The War on Waste, launched years ago by the Web Offset Association, has been won by the warlocks running the really big webs. Returns-on-sales at Donnelley-Moore-Wallace and Quebecor-World are identical to the percentages of paper they don't waste.
The stupefying decline in the U.S. dollar, caused by trade deficits that include past purchases of printing presses, is precluding additional installations. So, we have over 865 plants in de facto gradual liquidation resulting from non-investment. Quick fixes in prepress are false security, because the old presses can't print consistently no matter what's done in prep. JDF and CIM aside, there is a life before death elixir for independent web printers: Marketing.
Get to Know the Five Ps
Horrors! Most management are mechanics, inwardly directed at their plants. Salespeople are necessary evils—ghouls really—sent out in derelict darkness to feed the presses. Why provide them with closed-loop systems of the demand-making sort? The answer has been foretold. It is the only sensible option, and the investment is in the 5Ps instead of the CIP3/4s: Positioning, packaging, promotion, placement and product development. The R&D is determining who and where those 2,000 demanders are, and what's lacking and needed.

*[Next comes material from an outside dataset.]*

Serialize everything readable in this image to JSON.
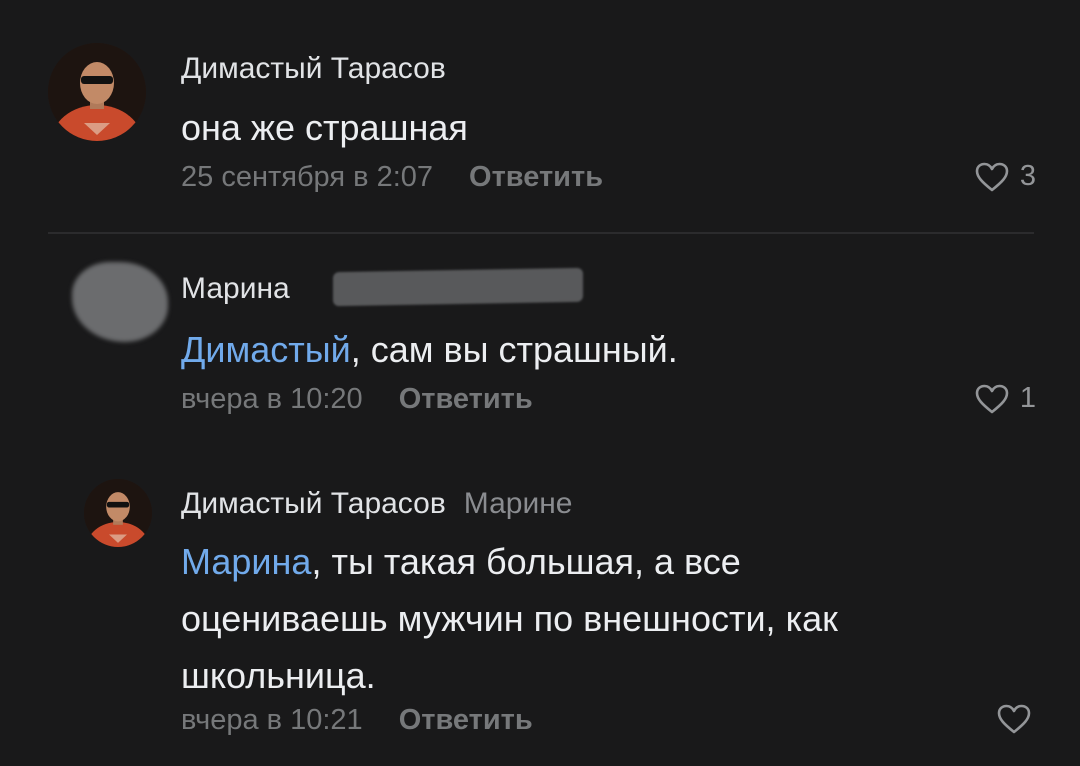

The effort should be entrusted to a permanent outsider; a marketing consultant who doesn't need to see your plant nor eat off the floor. This also ensures objectivity, but beware: The conclusions and imperatives may well challenge internal dogma. Variable format flexible manufacturing and other such cherished notions may be misguided. A "zero-makeready" salesforce may be preferable to extra cylinders, and a gapless press schedule and an extended cutoff into the future.
One last thing haunts web printing: Paper is no longer a price "constant." In the new global order of competition, there are three "grades," and they aren't taught in estimating school. Each is physically indistinguishable, but economically "shades" apart: Legal, suspicious and illegal.

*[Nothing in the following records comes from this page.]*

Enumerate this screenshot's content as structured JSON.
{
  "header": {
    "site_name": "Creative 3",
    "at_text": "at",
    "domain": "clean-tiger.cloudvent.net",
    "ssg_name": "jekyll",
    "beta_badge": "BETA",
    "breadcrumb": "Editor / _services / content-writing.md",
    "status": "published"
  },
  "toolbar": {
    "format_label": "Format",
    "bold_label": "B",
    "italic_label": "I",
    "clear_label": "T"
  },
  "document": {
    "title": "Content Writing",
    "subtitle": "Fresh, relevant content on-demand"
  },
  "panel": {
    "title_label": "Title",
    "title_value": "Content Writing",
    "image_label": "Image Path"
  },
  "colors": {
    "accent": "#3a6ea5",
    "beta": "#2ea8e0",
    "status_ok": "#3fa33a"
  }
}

Is your paper a name brand from North America? If so, it's surely harvested legally, like tuna labeled dolphin-friendly. The Forestry Stewardship Council makes it so.

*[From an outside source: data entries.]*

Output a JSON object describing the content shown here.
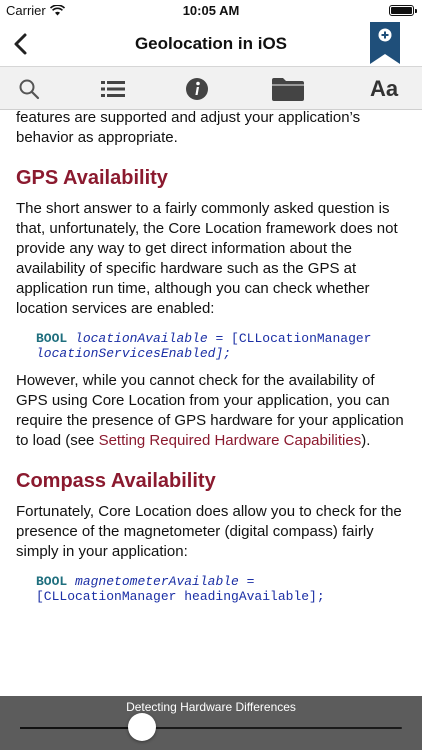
{
  "status_bar": {
    "carrier": "Carrier",
    "time": "10:05 AM"
  },
  "nav": {
    "title": "Geolocation in iOS"
  },
  "toolbar": {
    "font_label": "Aa"
  },
  "content": {
    "para_intro": "features are supported and adjust your application’s behavior as appropriate.",
    "heading_gps": "GPS Availability",
    "para_gps_1": "The short answer to a fairly commonly asked question is that, unfortunately, the Core Location framework does not provide any way to get direct information about the availability of specific hardware such as the GPS at application run time, although you can check whether location services are enabled:",
    "code_1": {
      "keyword": "BOOL",
      "var": "locationAvailable",
      "rest_1": " = [CLLocationManager",
      "line_2": "locationServicesEnabled];"
    },
    "para_gps_2": "However, while you cannot check for the availability of GPS using Core Location from your application, you can require the presence of GPS hardware for your application to load (see ",
    "link_text": "Setting Required Hardware Capabilities",
    "para_gps_2_end": ").",
    "heading_compass": "Compass Availability",
    "para_compass": "Fortunately, Core Location does allow you to check for the presence of the magnetometer (digital compass) fairly simply in your application:",
    "code_2": {
      "keyword": "BOOL",
      "var": "magnetometerAvailable",
      "rest_1": " =",
      "line_2": "[CLLocationManager headingAvailable];"
    }
  },
  "scrubber": {
    "label": "Detecting Hardware Differences",
    "progress": 0.32
  },
  "colors": {
    "heading": "#8b1a2f",
    "bookmark": "#1f4f7a",
    "code": "#1b2fa5"
  }
}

Brightness, caliper and weight aside, however, there are rolls and rolls of suspicious and downright illegal paper making the rounds to web printers who don't know, don't ask and don't care about anything other than the price.
Try $23/CWT versus $38/CWT. Same specs, different countries of origin. In Southeast Asia (which by the way exports both paper and tuna to the U.S.A.), illegal harvests and pulping of live timber under the pretext of post-Tsunami debris-removal, are attracting spot buying among less-than-scrupulous web printers. Meanwhile, suspicious harvests and conversions, as in Brazil and the Russian Federation, are providing bargains for "don't-ask, don't-tell" converters of envelopes, cut-sheets and the like.
Customers who challenge a "high" price must be countered with the suggestion that a competitor is sourcing paper of suspicious or illegal origin.